'The performance of this stock has been incredible': Schwartz on Fairfax Financial Holdings
By BNN Bloomberg
Key Concepts
- Fairfax Financial: A Canadian holding company often compared to Berkshire Hathaway, known for insurance underwriting and diverse global investments.
- Underwriting: The process by which insurance companies evaluate risk and determine premiums to ensure they take in more money than they pay out in claims.
- Float: The pool of money held by an insurance company between the time premiums are collected and claims are paid, which can be invested for profit.
- Private Credit: Debt provided by non-bank lenders; the speaker highlights concerns regarding the liquidity mismatch when offered to retail investors.
- Price-to-Book (P/B) Ratio: A financial valuation metric used to compare a firm's market capitalization to its book value; used here to argue that Fairfax stock is undervalued.
Fairfax Financial: Evolution and Investment Thesis
Barry Schwartz of Baskin Wealth Management identifies Fairfax Financial as a high-conviction investment, noting a significant shift in the company’s operational strategy over the last decade.
- Operational Shift: Historically, Fairfax operated with a "gunslinger" approach characterized by volatile results. The company has since matured, focusing on disciplined insurance underwriting and reducing operational surprises.
- Diversification Strategy: Unlike Baskin Wealth Management’s typical focus on high-quality U.S. equities, Fairfax provides unique diversification through unconventional investments in regions like India and Greece, as well as opportunistic plays in commodities (e.g., gold mines).
- Capital Allocation: A primary driver of value is the company’s aggressive share buyback program. Schwartz argues that given the current valuation and the growth of the company's float, buying back their own stock is the most effective use of capital.
- Risk Factors: While Prem Watsa is aging, Schwartz notes that a robust succession plan is in place. The company’s inclusion in the TSX 60 index is expected to increase its visibility among institutional fund managers.

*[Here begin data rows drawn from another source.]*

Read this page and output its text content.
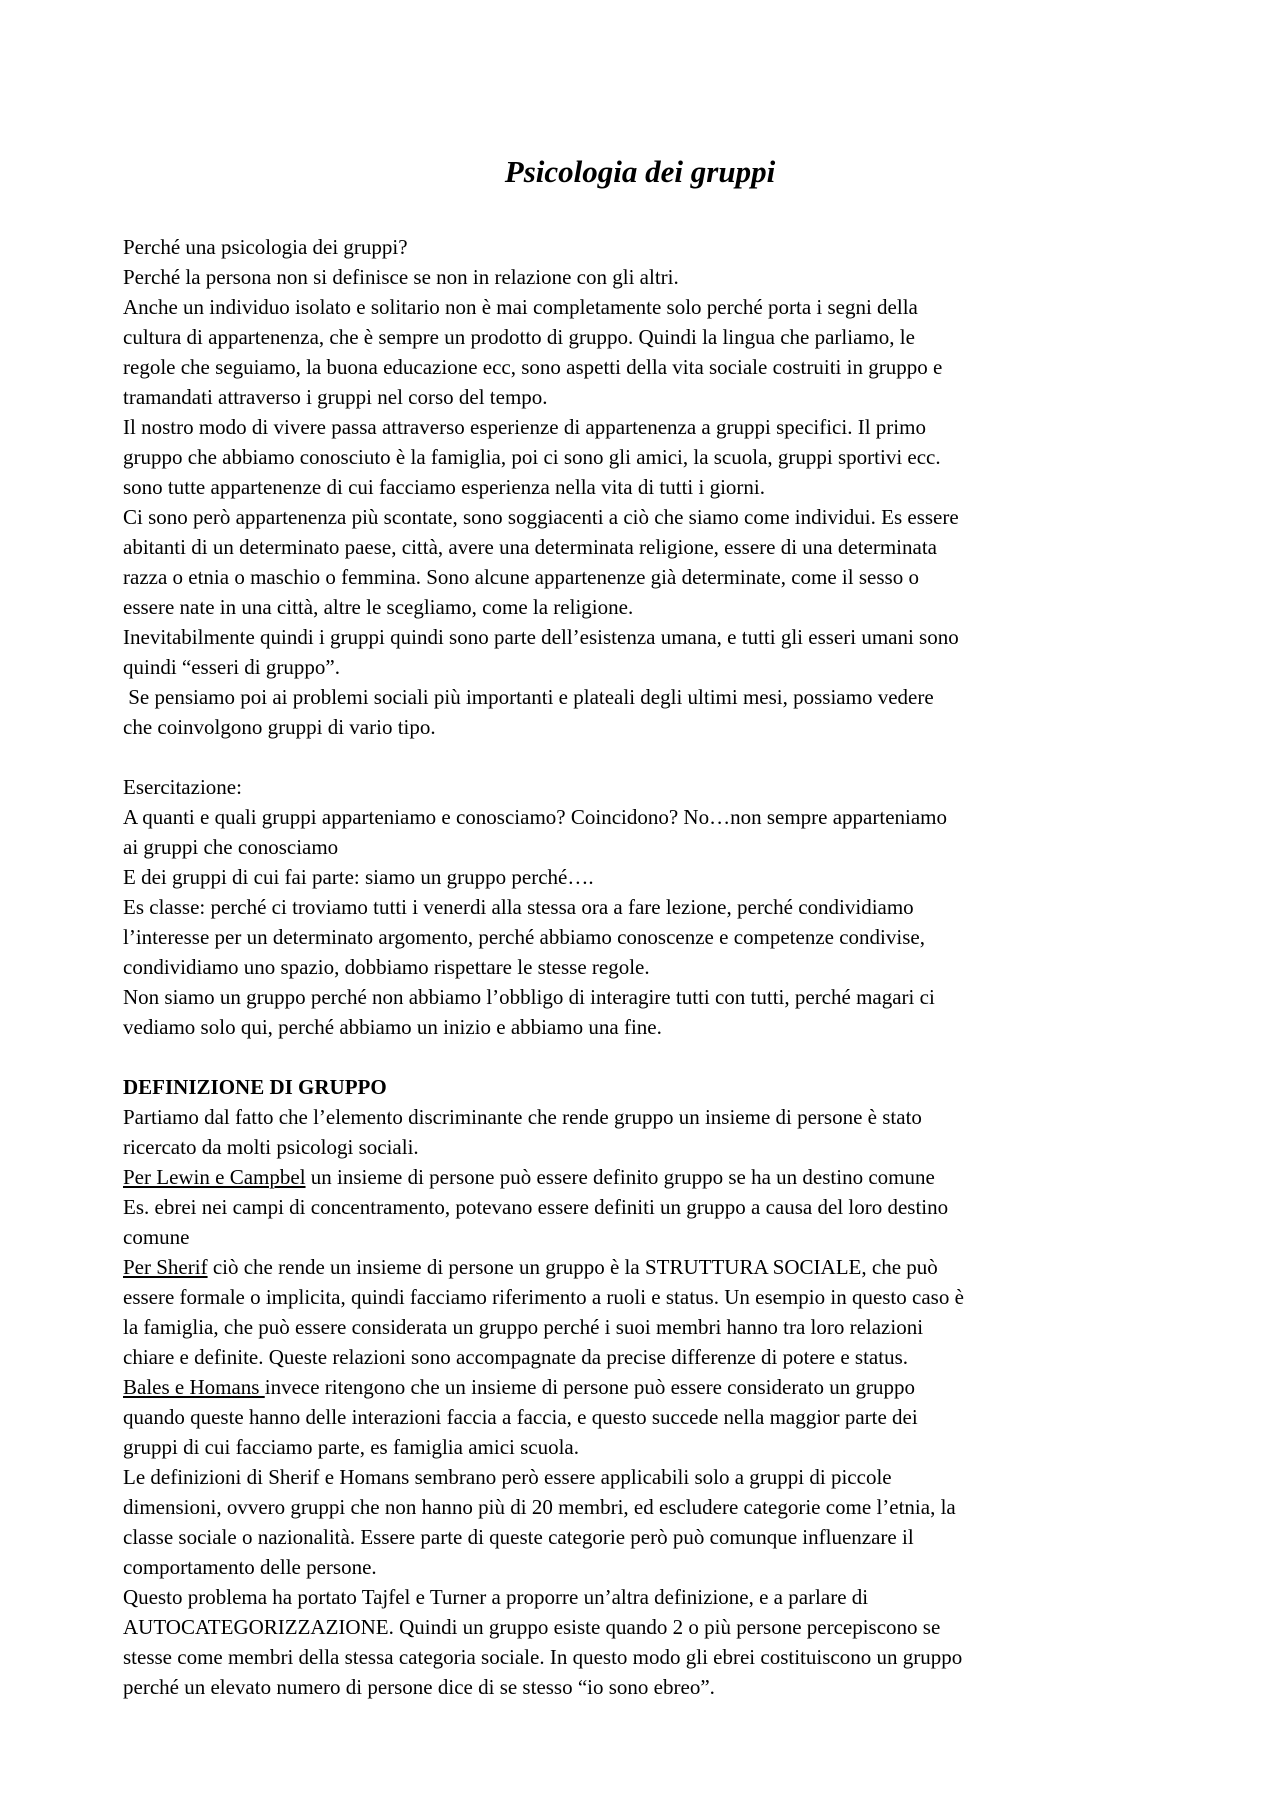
Psicologia dei gruppi

Perché una psicologia dei gruppi?

Perché la persona non si definisce se non in relazione con gli altri.

Anche un individuo isolato e solitario non è mai completamente solo perché porta i segni della

cultura di appartenenza, che è sempre un prodotto di gruppo. Quindi la lingua che parliamo, le

regole che seguiamo, la buona educazione ecc, sono aspetti della vita sociale costruiti in gruppo e

tramandati attraverso i gruppi nel corso del tempo.

Il nostro modo di vivere passa attraverso esperienze di appartenenza a gruppi specifici. Il primo

gruppo che abbiamo conosciuto è la famiglia, poi ci sono gli amici, la scuola, gruppi sportivi ecc.

sono tutte appartenenze di cui facciamo esperienza nella vita di tutti i giorni.

Ci sono però appartenenza più scontate, sono soggiacenti a ciò che siamo come individui. Es essere

abitanti di un determinato paese, città, avere una determinata religione, essere di una determinata

razza o etnia o maschio o femmina. Sono alcune appartenenze già determinate, come il sesso o

essere nate in una città, altre le scegliamo, come la religione.

Inevitabilmente quindi i gruppi quindi sono parte dell’esistenza umana, e tutti gli esseri umani sono

quindi “esseri di gruppo”.

Se pensiamo poi ai problemi sociali più importanti e plateali degli ultimi mesi, possiamo vedere

che coinvolgono gruppi di vario tipo.

Esercitazione:

A quanti e quali gruppi apparteniamo e conosciamo? Coincidono? No…non sempre apparteniamo

ai gruppi che conosciamo

E dei gruppi di cui fai parte: siamo un gruppo perché….

Es classe: perché ci troviamo tutti i venerdi alla stessa ora a fare lezione, perché condividiamo

l’interesse per un determinato argomento, perché abbiamo conoscenze e competenze condivise,

condividiamo uno spazio, dobbiamo rispettare le stesse regole.

Non siamo un gruppo perché non abbiamo l’obbligo di interagire tutti con tutti, perché magari ci

vediamo solo qui, perché abbiamo un inizio e abbiamo una fine.

DEFINIZIONE DI GRUPPO

Partiamo dal fatto che l’elemento discriminante che rende gruppo un insieme di persone è stato

ricercato da molti psicologi sociali.

Per Lewin e Campbel un insieme di persone può essere definito gruppo se ha un destino comune

Es. ebrei nei campi di concentramento, potevano essere definiti un gruppo a causa del loro destino

comune

Per Sherif ciò che rende un insieme di persone un gruppo è la STRUTTURA SOCIALE, che può

essere formale o implicita, quindi facciamo riferimento a ruoli e status. Un esempio in questo caso è

la famiglia, che può essere considerata un gruppo perché i suoi membri hanno tra loro relazioni

chiare e definite. Queste relazioni sono accompagnate da precise differenze di potere e status.

Bales e Homans invece ritengono che un insieme di persone può essere considerato un gruppo

quando queste hanno delle interazioni faccia a faccia, e questo succede nella maggior parte dei

gruppi di cui facciamo parte, es famiglia amici scuola.

Le definizioni di Sherif e Homans sembrano però essere applicabili solo a gruppi di piccole

dimensioni, ovvero gruppi che non hanno più di 20 membri, ed escludere categorie come l’etnia, la

classe sociale o nazionalità. Essere parte di queste categorie però può comunque influenzare il

comportamento delle persone.

Questo problema ha portato Tajfel e Turner a proporre un’altra definizione, e a parlare di

AUTOCATEGORIZZAZIONE. Quindi un gruppo esiste quando 2 o più persone percepiscono se

stesse come membri della stessa categoria sociale. In questo modo gli ebrei costituiscono un gruppo

perché un elevato numero di persone dice di se stesso “io sono ebreo”.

The Annual General Meeting (AGM)
Schwartz views the AGM not merely as a corporate formality, but as a strategic networking opportunity.
- Objective: The goal is to gauge the sentiment of other like-minded investors and engage in direct dialogue with management regarding long-term growth prospects.
- Perspective: Schwartz dismisses the "pomp and circumstance" of the event, prioritizing the qualitative assessment of management’s vision and the broader investor consensus.
Brookfield and the Private Credit Market
Schwartz provides a critical analysis of the current private credit landscape and its impact on Brookfield.
- Critique of Private Credit: Schwartz argues that private credit was a "big mistake" to offer to retail investors as a liquid asset. He identifies a fundamental "liquidity mismatch"—the underlying assets (real estate, long-term debt) are illiquid, yet the investment products are being marketed as liquid.
- Brookfield’s Resilience:
- Differentiation: Unlike other private equity firms, Brookfield has limited exposure to the specific risks of the private credit market.
- Focus: The company is heavily weighted toward infrastructure, which provides a buffer against potential economic downturns or a "blowup" in the private credit sector.
- Investment Structure: Baskin Wealth Management holds both Brookfield Corporation and Brookfield Asset Management (BAM).
- Brookfield Corporation: Favored for long-term capital growth.
- Brookfield Asset Management: Favored for income and dividends.
Synthesis and Conclusion
The core takeaway is a preference for high-quality, disciplined management teams that have evolved to mitigate historical risks. Fairfax is viewed as a "layup" due to its improved underwriting discipline and undervalued stock, while Brookfield is seen as a resilient play in a market currently spooked by the liquidity risks inherent in private credit. Schwartz emphasizes that while "equities are equities" and no investment is inherently "safe," the structural advantages and strategic focus of these two Canadian firms position them well for future growth.